At runtime, the CPU knows almost everything, but it knows everything almost too late to do anything about it. (Tom R. Halfhill quoting Gerrit A. Slavenburg, "Inside IA-64," Byte, June 1998)

As an example of an "intelligent" VM, Sun's HotSpot VM is targeted precisely to this area of adaptive optimization. This VM includes some basic improvements (all of which are also present in VMs from other vendors) such as using direct pointers instead of Java handles (which may be a security issue),^[5] improved thread synchronization, a generational garbage collector, speedups to object allocation, and an improved startup time (by not JIT-compiling methods initially). In addition to these basic improvements, HotSpot includes adaptive optimization, which works as follows: HotSpot runs the application initially in interpreted mode (as if there is no JIT compiler present) while a profiler identifies the bottlenecks in the application. Then, an optimizing JIT compiler compiles into native machine code only those hotspots in the application that are causing the bottlenecks. Because only a small part of the application is targeted, the JIT compiler (which might in this case be more realistically called an "after-a-while" compiler rather than a "just-in-time" compiler) can spend extra time compiling those targeted parts of the application, thus allowing more than the most basic compiler optimizations to be applied.

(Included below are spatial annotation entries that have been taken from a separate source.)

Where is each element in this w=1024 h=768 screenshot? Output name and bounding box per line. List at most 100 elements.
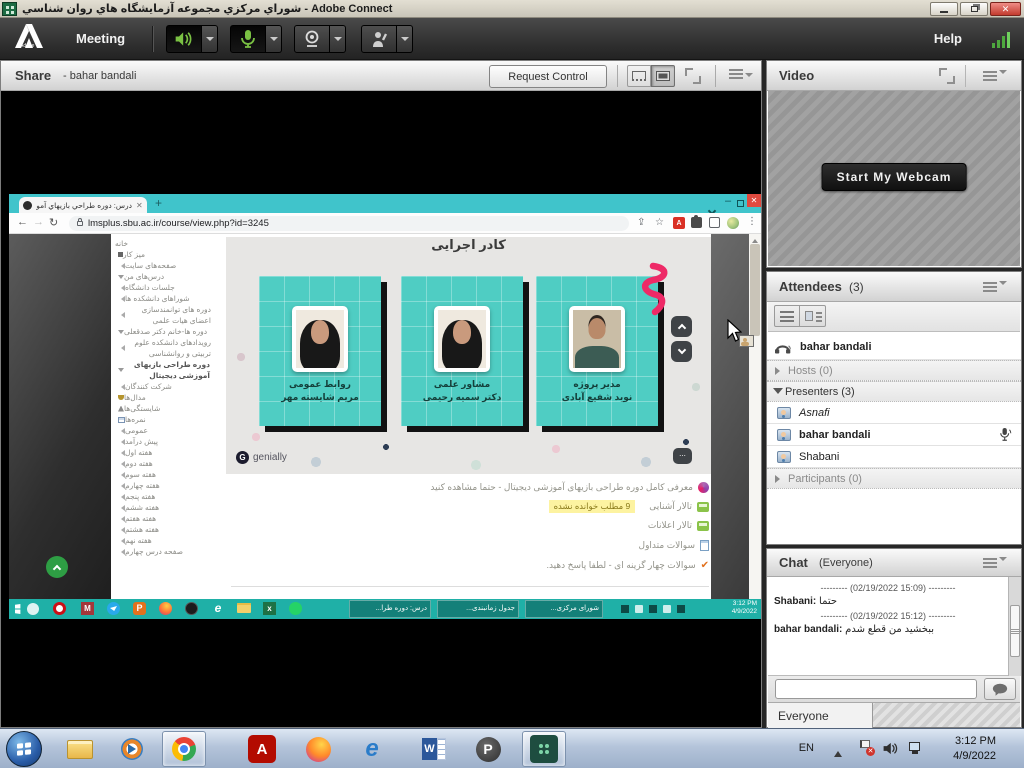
webcam-dropdown[interactable]: [330, 25, 346, 53]
tray-language[interactable]: EN: [799, 742, 814, 754]
firefox-icon[interactable]: [159, 602, 172, 615]
browser-menu-dots-icon[interactable]: ⋮: [747, 216, 757, 227]
taskbar-acrobat[interactable]: A: [240, 731, 284, 767]
sidebar-item[interactable]: هفته نهم: [111, 535, 221, 546]
chat-input[interactable]: [775, 679, 977, 699]
browser-maximize-button[interactable]: [737, 200, 744, 207]
start-button[interactable]: [6, 731, 42, 767]
sidebar-item[interactable]: هفته اول: [111, 447, 221, 458]
tray-clock[interactable]: 3:12 PM 4/9/2022: [953, 734, 996, 764]
participants-group-row[interactable]: Participants (0): [767, 468, 1021, 489]
genially-next-button[interactable]: [671, 341, 692, 362]
m-app-icon[interactable]: M: [81, 602, 94, 615]
share-page-icon[interactable]: ⇪: [637, 217, 645, 228]
chat-pod-menu-button[interactable]: [983, 558, 1007, 568]
status-control[interactable]: [361, 25, 413, 53]
layout-normal-button[interactable]: [627, 65, 651, 87]
attendees-pod-menu-button[interactable]: [983, 282, 1007, 292]
tray-icon[interactable]: [635, 605, 643, 613]
sidebar-item[interactable]: هفته چهارم: [111, 480, 221, 491]
tab-close-icon[interactable]: ✕: [136, 201, 143, 210]
extensions-puzzle-icon[interactable]: [691, 217, 702, 228]
ie-icon[interactable]: e: [211, 601, 225, 615]
sidebar-item-current-course[interactable]: دوره طراحی بازیهای آموزشی دیجیتال: [111, 359, 221, 381]
back-icon[interactable]: ←: [17, 216, 28, 228]
resource-link[interactable]: سوالات متداول: [639, 540, 709, 551]
raise-hand-button[interactable]: [361, 25, 397, 53]
phone-attendee-row[interactable]: bahar bandali: [767, 335, 1021, 360]
genially-logo[interactable]: G genially: [236, 451, 287, 464]
chat-tab-everyone[interactable]: Everyone: [768, 703, 873, 728]
opera-icon[interactable]: [53, 602, 66, 615]
sidebar-item[interactable]: هفته هفتم: [111, 513, 221, 524]
minimize-button[interactable]: [930, 2, 958, 16]
close-button[interactable]: ✕: [990, 2, 1021, 16]
forward-icon[interactable]: →: [33, 216, 44, 228]
sidebar-item[interactable]: جلسات دانشگاه: [111, 282, 221, 293]
taskbar-ie[interactable]: e: [350, 731, 394, 767]
sidebar-item[interactable]: دوره های توانمندسازی اعضای هیات علمی: [111, 304, 221, 326]
p-app-icon[interactable]: P: [133, 602, 146, 615]
sidebar-item[interactable]: شایستگی‌ها: [111, 403, 221, 414]
taskbar-firefox[interactable]: [296, 731, 340, 767]
task-button-excel[interactable]: شورای مرکزی...: [525, 600, 603, 618]
list-view-button[interactable]: [774, 305, 800, 327]
start-webcam-button[interactable]: Start My Webcam: [822, 163, 967, 191]
speaker-control[interactable]: [166, 25, 218, 53]
resource-link[interactable]: ✔ سوالات چهار گزینه ای - لطفا پاسخ دهید.: [546, 560, 709, 571]
sidebar-item[interactable]: پیش درآمد: [111, 436, 221, 447]
sidebar-item[interactable]: دوره ها-خانم دکتر صدقعلی: [111, 326, 221, 337]
sidebar-item[interactable]: هفته دوم: [111, 458, 221, 469]
sidebar-item[interactable]: نمره‌ها: [111, 414, 221, 425]
taskbar-adobe-connect[interactable]: [522, 731, 566, 767]
sidebar-item[interactable]: هفته پنجم: [111, 491, 221, 502]
browser-tab[interactable]: درس: دوره طراحي بازيهاي آموزشي ✕: [19, 197, 147, 213]
reload-icon[interactable]: ↻: [49, 216, 58, 229]
attendee-row[interactable]: Asnafi: [767, 402, 1021, 424]
speaker-button[interactable]: [166, 25, 202, 53]
genially-more-button[interactable]: ...: [673, 448, 692, 464]
webcam-control[interactable]: [294, 25, 346, 53]
tray-expand-icon[interactable]: [834, 747, 842, 757]
taskbar-media-player[interactable]: [110, 731, 154, 767]
tray-network-icon[interactable]: [909, 742, 924, 755]
profile-avatar[interactable]: [727, 217, 739, 229]
sidebar-item[interactable]: شوراهای دانشکده ها: [111, 293, 221, 304]
sidebar-item[interactable]: میز کار: [111, 249, 221, 260]
sidebar-item[interactable]: هفته هشتم: [111, 524, 221, 535]
snipping-tool-icon[interactable]: [27, 603, 39, 615]
share-fullscreen-button[interactable]: [685, 68, 701, 84]
tray-flag-icon[interactable]: [649, 605, 657, 613]
request-control-button[interactable]: Request Control: [489, 65, 607, 88]
presenters-group-row[interactable]: Presenters (3): [767, 381, 1021, 402]
excel-icon[interactable]: x: [263, 602, 276, 615]
video-fullscreen-button[interactable]: [939, 68, 955, 84]
restore-button[interactable]: [960, 2, 988, 16]
chat-scrollbar-thumb[interactable]: [1010, 605, 1020, 657]
browser-minimize-button[interactable]: –: [725, 195, 731, 207]
browser-close-button[interactable]: ✕: [747, 194, 761, 207]
sidebar-item[interactable]: شرکت کنندگان: [111, 381, 221, 392]
telegram-icon[interactable]: [107, 602, 120, 615]
resource-link[interactable]: تالار آشنایی 9 مطلب خوانده نشده: [535, 500, 709, 513]
sidebar-item[interactable]: هفته ششم: [111, 502, 221, 513]
chat-scrollbar[interactable]: [1008, 577, 1021, 676]
speaker-dropdown[interactable]: [202, 25, 218, 53]
attendee-row[interactable]: bahar bandali: [767, 424, 1021, 446]
menu-meeting[interactable]: Meeting: [76, 31, 125, 46]
browser-scrollbar[interactable]: [749, 234, 761, 599]
microphone-button[interactable]: [230, 25, 266, 53]
scrollbar-thumb[interactable]: [750, 244, 760, 336]
connection-signal-icon[interactable]: [992, 32, 1012, 48]
tab-group-icon[interactable]: [709, 217, 720, 228]
resource-link[interactable]: معرفی کامل دوره طراحی بازیهای آموزشی دیج…: [430, 482, 709, 493]
hosts-group-row[interactable]: Hosts (0): [767, 360, 1021, 381]
tray-icon[interactable]: [621, 605, 629, 613]
tray-volume-icon[interactable]: [882, 741, 898, 756]
taskbar-chrome[interactable]: [162, 731, 206, 767]
attendee-row[interactable]: Shabani: [767, 446, 1021, 468]
taskbar-psiphon[interactable]: P: [466, 731, 510, 767]
microphone-dropdown[interactable]: [266, 25, 282, 53]
genially-prev-button[interactable]: [671, 316, 692, 337]
layout-filled-button[interactable]: [651, 65, 675, 87]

^[5] A handle is a pointer to a pointer. Java uses handles to ensure security so that one object cannot gain direct access to another object without the security capabilities of Java being able to intervene.

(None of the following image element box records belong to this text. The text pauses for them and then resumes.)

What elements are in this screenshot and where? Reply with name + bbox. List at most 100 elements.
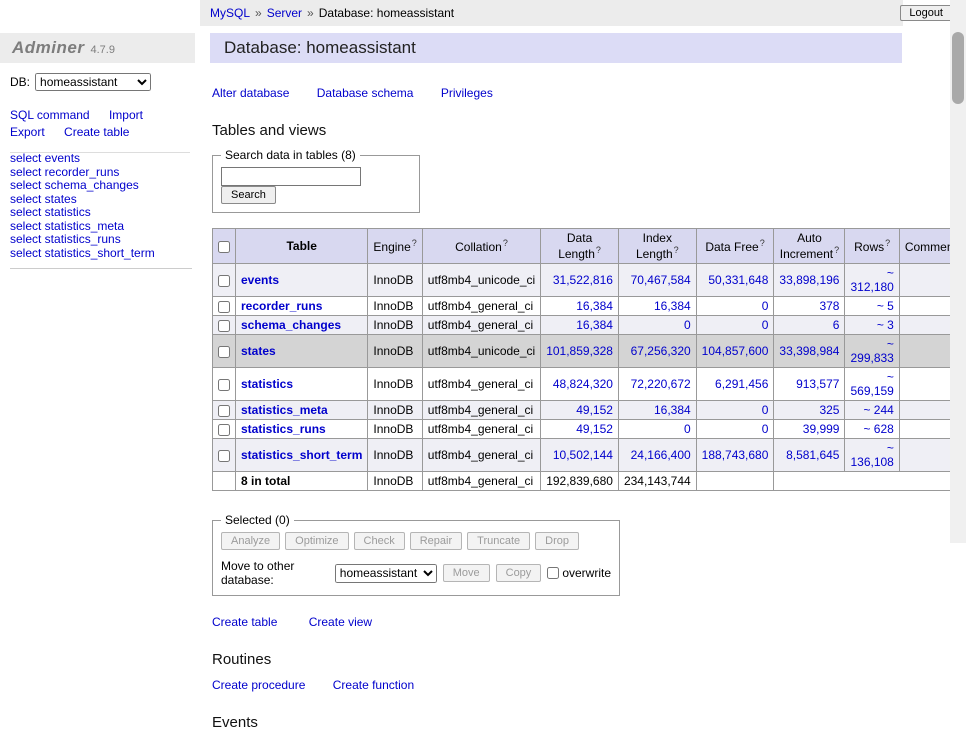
table-link[interactable]: states [241, 344, 276, 358]
data-length-link[interactable]: 31,522,816 [553, 273, 613, 287]
row-checkbox[interactable] [218, 405, 230, 417]
auto-increment-link[interactable]: 33,398,984 [779, 344, 839, 358]
sidebar-item-select-recorder-runs[interactable]: select recorder_runs [10, 166, 192, 179]
column-help-link[interactable]: ? [412, 238, 417, 248]
index-length-link[interactable]: 24,166,400 [631, 448, 691, 462]
sidebar-item-select-states[interactable]: select states [10, 193, 192, 206]
move-button[interactable]: Move [443, 564, 490, 582]
column-help-link[interactable]: ? [596, 245, 601, 255]
row-checkbox[interactable] [218, 424, 230, 436]
create-function-link[interactable]: Create function [333, 678, 414, 692]
index-length-link[interactable]: 70,467,584 [631, 273, 691, 287]
auto-increment-link[interactable]: 33,898,196 [779, 273, 839, 287]
column-help-link[interactable]: ? [503, 238, 508, 248]
search-button[interactable]: Search [221, 186, 276, 204]
vertical-scrollbar[interactable] [950, 0, 966, 543]
table-link[interactable]: schema_changes [241, 318, 341, 332]
data-free-link[interactable]: 0 [762, 403, 769, 417]
sidebar-item-select-events[interactable]: select events [10, 152, 192, 165]
breadcrumb-mysql-link[interactable]: MySQL [210, 6, 250, 20]
data-length-link[interactable]: 49,152 [576, 403, 613, 417]
data-free-link[interactable]: 104,857,600 [702, 344, 769, 358]
table-link[interactable]: statistics_short_term [241, 448, 362, 462]
logout-button[interactable]: Logout [900, 5, 952, 21]
select-all-checkbox[interactable] [218, 241, 230, 253]
move-database-select[interactable]: homeassistant [335, 564, 437, 583]
sidebar-item-select-statistics-short-term[interactable]: select statistics_short_term [10, 247, 192, 260]
auto-increment-link[interactable]: 378 [819, 299, 839, 313]
data-free-link[interactable]: 188,743,680 [702, 448, 769, 462]
data-length-link[interactable]: 10,502,144 [553, 448, 613, 462]
rows-link[interactable]: ~ 244 [863, 403, 893, 417]
privileges-link[interactable]: Privileges [441, 86, 493, 100]
auto-increment-link[interactable]: 6 [833, 318, 840, 332]
row-checkbox[interactable] [218, 379, 230, 391]
db-select[interactable]: homeassistant [35, 73, 151, 91]
check-button[interactable]: Check [354, 532, 405, 550]
sidebar-sql-command-link[interactable]: SQL command [10, 108, 90, 122]
database-schema-link[interactable]: Database schema [317, 86, 414, 100]
breadcrumb-server-link[interactable]: Server [267, 6, 302, 20]
sidebar-item-select-schema-changes[interactable]: select schema_changes [10, 179, 192, 192]
alter-database-link[interactable]: Alter database [212, 86, 289, 100]
index-length-link[interactable]: 0 [684, 318, 691, 332]
data-free-link[interactable]: 0 [762, 318, 769, 332]
rows-link[interactable]: ~ 628 [863, 422, 893, 436]
data-length-link[interactable]: 49,152 [576, 422, 613, 436]
sidebar-create-table-link[interactable]: Create table [64, 125, 129, 139]
column-help-link[interactable]: ? [674, 245, 679, 255]
index-length-link[interactable]: 67,256,320 [631, 344, 691, 358]
sidebar-import-link[interactable]: Import [109, 108, 143, 122]
auto-increment-link[interactable]: 913,577 [796, 377, 839, 391]
table-link[interactable]: events [241, 273, 279, 287]
repair-button[interactable]: Repair [410, 532, 462, 550]
data-length-link[interactable]: 48,824,320 [553, 377, 613, 391]
table-link[interactable]: statistics_runs [241, 422, 326, 436]
rows-link[interactable]: ~ 299,833 [850, 337, 893, 365]
data-free-link[interactable]: 0 [762, 422, 769, 436]
index-length-link[interactable]: 16,384 [654, 299, 691, 313]
data-free-link[interactable]: 0 [762, 299, 769, 313]
analyze-button[interactable]: Analyze [221, 532, 280, 550]
overwrite-checkbox[interactable] [547, 567, 559, 579]
auto-increment-link[interactable]: 39,999 [803, 422, 840, 436]
row-checkbox[interactable] [218, 301, 230, 313]
create-procedure-link[interactable]: Create procedure [212, 678, 305, 692]
rows-link[interactable]: ~ 3 [877, 318, 894, 332]
auto-increment-link[interactable]: 8,581,645 [786, 448, 839, 462]
sidebar-item-select-statistics-runs[interactable]: select statistics_runs [10, 233, 192, 246]
row-checkbox[interactable] [218, 320, 230, 332]
data-length-link[interactable]: 101,859,328 [546, 344, 613, 358]
drop-button[interactable]: Drop [535, 532, 579, 550]
create-view-link[interactable]: Create view [309, 615, 372, 629]
data-free-link[interactable]: 6,291,456 [715, 377, 768, 391]
column-help-link[interactable]: ? [834, 245, 839, 255]
table-link[interactable]: recorder_runs [241, 299, 322, 313]
data-length-link[interactable]: 16,384 [576, 318, 613, 332]
column-help-link[interactable]: ? [885, 238, 890, 248]
auto-increment-link[interactable]: 325 [819, 403, 839, 417]
index-length-link[interactable]: 16,384 [654, 403, 691, 417]
sidebar-item-select-statistics-meta[interactable]: select statistics_meta [10, 220, 192, 233]
sidebar-item-select-statistics[interactable]: select statistics [10, 206, 192, 219]
index-length-link[interactable]: 72,220,672 [631, 377, 691, 391]
optimize-button[interactable]: Optimize [285, 532, 348, 550]
data-length-link[interactable]: 16,384 [576, 299, 613, 313]
scrollbar-thumb[interactable] [952, 32, 964, 104]
column-help-link[interactable]: ? [760, 238, 765, 248]
data-free-link[interactable]: 50,331,648 [708, 273, 768, 287]
index-length-link[interactable]: 0 [684, 422, 691, 436]
table-link[interactable]: statistics_meta [241, 403, 328, 417]
row-checkbox[interactable] [218, 450, 230, 462]
rows-link[interactable]: ~ 569,159 [850, 370, 893, 398]
row-checkbox[interactable] [218, 346, 230, 358]
rows-link[interactable]: ~ 312,180 [850, 266, 893, 294]
rows-link[interactable]: ~ 136,108 [850, 441, 893, 469]
rows-link[interactable]: ~ 5 [877, 299, 894, 313]
copy-button[interactable]: Copy [496, 564, 542, 582]
search-input[interactable] [221, 167, 361, 186]
row-checkbox[interactable] [218, 275, 230, 287]
sidebar-export-link[interactable]: Export [10, 125, 45, 139]
create-table-link[interactable]: Create table [212, 615, 277, 629]
truncate-button[interactable]: Truncate [467, 532, 530, 550]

Consider the example where 20% of the code accounts for 80% of the running application time. Here, a classic JIT compiler might improve the whole application by 30%: the application would now take 70% of the time it originally took. The HotSpot compiler ignores the nonbottlenecked code, instead focusing on getting the 20% of hotspot code to run twice as fast. The 80% of application time is halved to just 40% of the original time. Adding in the remaining 20% means that the application now runs in 60% of the original time. (These statistics are purely for illustration purposes.)

Note, however, that HotSpot tries too hard sometimes. For example, HotSpot can speculatively optimize on the basis of guessing the type of particular objects. If that guess turns out to be wrong, HotSpot has to deoptimize the code, which results in some wildly variable timings.

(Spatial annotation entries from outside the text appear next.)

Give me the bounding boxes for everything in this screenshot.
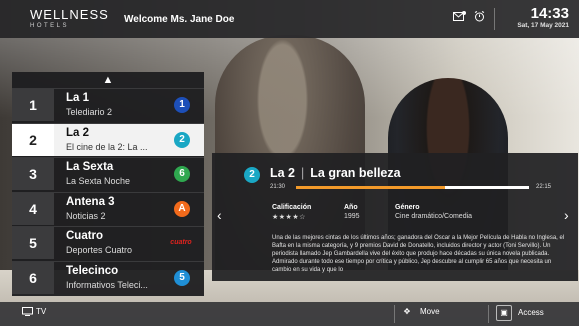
channel-logo-icon: 2 <box>174 131 190 148</box>
scroll-up-icon[interactable]: ▲ <box>12 72 204 88</box>
access-hint[interactable]: ▣ Access <box>496 305 544 321</box>
channel-logo-icon: 5 <box>174 269 190 286</box>
start-time: 21:30 <box>270 184 286 190</box>
channel-number: 6 <box>12 261 54 294</box>
chevron-left-icon[interactable]: ‹ <box>217 207 222 223</box>
channel-number: 4 <box>12 192 54 225</box>
channel-name: Telecinco <box>66 264 119 277</box>
clock: 14:33 Sat, 17 May 2021 <box>517 5 569 30</box>
channel-number: 3 <box>12 158 54 190</box>
channel-number: 5 <box>12 227 54 259</box>
rating-stars: ★★★★☆ <box>272 214 306 221</box>
alarm-icon[interactable] <box>472 11 486 25</box>
genre-value: Cine dramático/Comedia <box>395 213 473 220</box>
channel-logo-icon: A <box>174 200 190 217</box>
tv-icon <box>22 307 33 317</box>
year-block: Año 1995 <box>344 204 360 220</box>
rating-label: Calificación <box>272 204 312 211</box>
channel-program: El cine de la 2: La ... <box>66 141 148 152</box>
header-divider <box>494 8 495 30</box>
la2-channel-logo: 2 <box>244 167 260 183</box>
chevron-right-icon[interactable]: › <box>564 207 569 223</box>
genre-block: Género Cine dramático/Comedia <box>395 204 472 220</box>
channel-number: 2 <box>12 123 54 156</box>
program-detail-panel: ‹ › 2 La 2 | La gran belleza 21:30 22:15 C… <box>212 153 578 281</box>
footer-divider-2 <box>488 305 489 323</box>
detail-program-title: La gran belleza <box>310 166 401 180</box>
genre-label: Género <box>395 204 420 211</box>
channel-program: Informativos Teleci... <box>66 279 148 290</box>
channel-logo-icon: 1 <box>174 97 190 113</box>
dpad-icon: ✥ <box>403 307 411 316</box>
progress-bar <box>296 186 529 189</box>
year-value: 1995 <box>344 213 360 220</box>
access-icon: ▣ <box>496 305 512 321</box>
channel-row-1[interactable]: 1 La 1 Telediario 2 1 <box>12 88 204 121</box>
channel-program: La Sexta Noche <box>66 176 131 186</box>
program-title: La 2 | La gran belleza <box>270 166 401 180</box>
bottom-bar: TV ✥ Move ▣ Access <box>0 302 579 326</box>
move-hint: ✥ Move <box>400 305 440 319</box>
end-time: 22:15 <box>536 184 552 190</box>
channel-name: La 2 <box>66 126 90 139</box>
top-bar: WELLNESS HOTELS Welcome Ms. Jane Doe 14:… <box>0 0 579 38</box>
tv-label: TV <box>36 307 47 316</box>
channel-row-3[interactable]: 3 La Sexta La Sexta Noche 6 <box>12 157 204 190</box>
messages-icon[interactable] <box>452 11 466 25</box>
channel-number: 1 <box>12 89 54 121</box>
move-label: Move <box>420 307 440 317</box>
channel-row-2[interactable]: 2 La 2 El cine de la 2: La ... 2 <box>12 122 204 156</box>
program-description: Una de las mejores cintas de los últimos… <box>272 235 565 273</box>
access-label: Access <box>518 308 544 318</box>
channel-row-5[interactable]: 5 Cuatro Deportes Cuatro cuatro <box>12 226 204 259</box>
channel-name: Antena 3 <box>66 195 115 208</box>
tv-indicator[interactable]: TV <box>22 307 47 317</box>
channel-row-4[interactable]: 4 Antena 3 Noticias 2 A <box>12 191 204 225</box>
channel-name: Cuatro <box>66 230 104 242</box>
channel-list: ▲ 1 La 1 Telediario 2 1 2 La 2 El cine de la 2… <box>12 72 204 296</box>
footer-divider-1 <box>394 305 395 323</box>
progress-fill <box>296 186 446 189</box>
detail-channel-name: La 2 <box>270 166 296 180</box>
channel-name: La 1 <box>66 92 90 104</box>
rating-block: Calificación ★★★★☆ <box>272 204 311 221</box>
channel-program: Telediario 2 <box>66 107 113 117</box>
channel-name: La Sexta <box>66 161 114 173</box>
year-label: Año <box>344 204 358 211</box>
welcome-message: Welcome Ms. Jane Doe <box>124 14 235 25</box>
clock-date: Sat, 17 May 2021 <box>517 22 569 29</box>
channel-row-6[interactable]: 6 Telecinco Informativos Teleci... 5 <box>12 260 204 294</box>
channel-program: Noticias 2 <box>66 210 106 221</box>
title-separator: | <box>301 166 305 180</box>
brand-name: WELLNESS <box>30 7 109 22</box>
channel-program: Deportes Cuatro <box>66 245 133 255</box>
brand-subtitle: HOTELS <box>30 23 70 29</box>
clock-time: 14:33 <box>530 5 569 22</box>
channel-logo-icon: 6 <box>174 166 190 182</box>
channel-logo-icon: cuatro <box>170 239 192 246</box>
hotel-logo: WELLNESS HOTELS <box>30 8 109 29</box>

So far, I have no evidence that optimizations I have applied in the past (and detailed in this book) have caused any problems after upgrading compilers and VMs. However, it is important to note that the performance characteristics of your application may change with different VMs and compilers, and not necessarily always for the better. Be on the lookout for any problems a new compiler and VM may bring. The technique of loading classes explicitly from a new thread after application startup can conflict with a particular JIT VM's caching mechanism and actually slow down the startup sequence of your application. I have no evidence for this; I am just speculating on possible conflicts.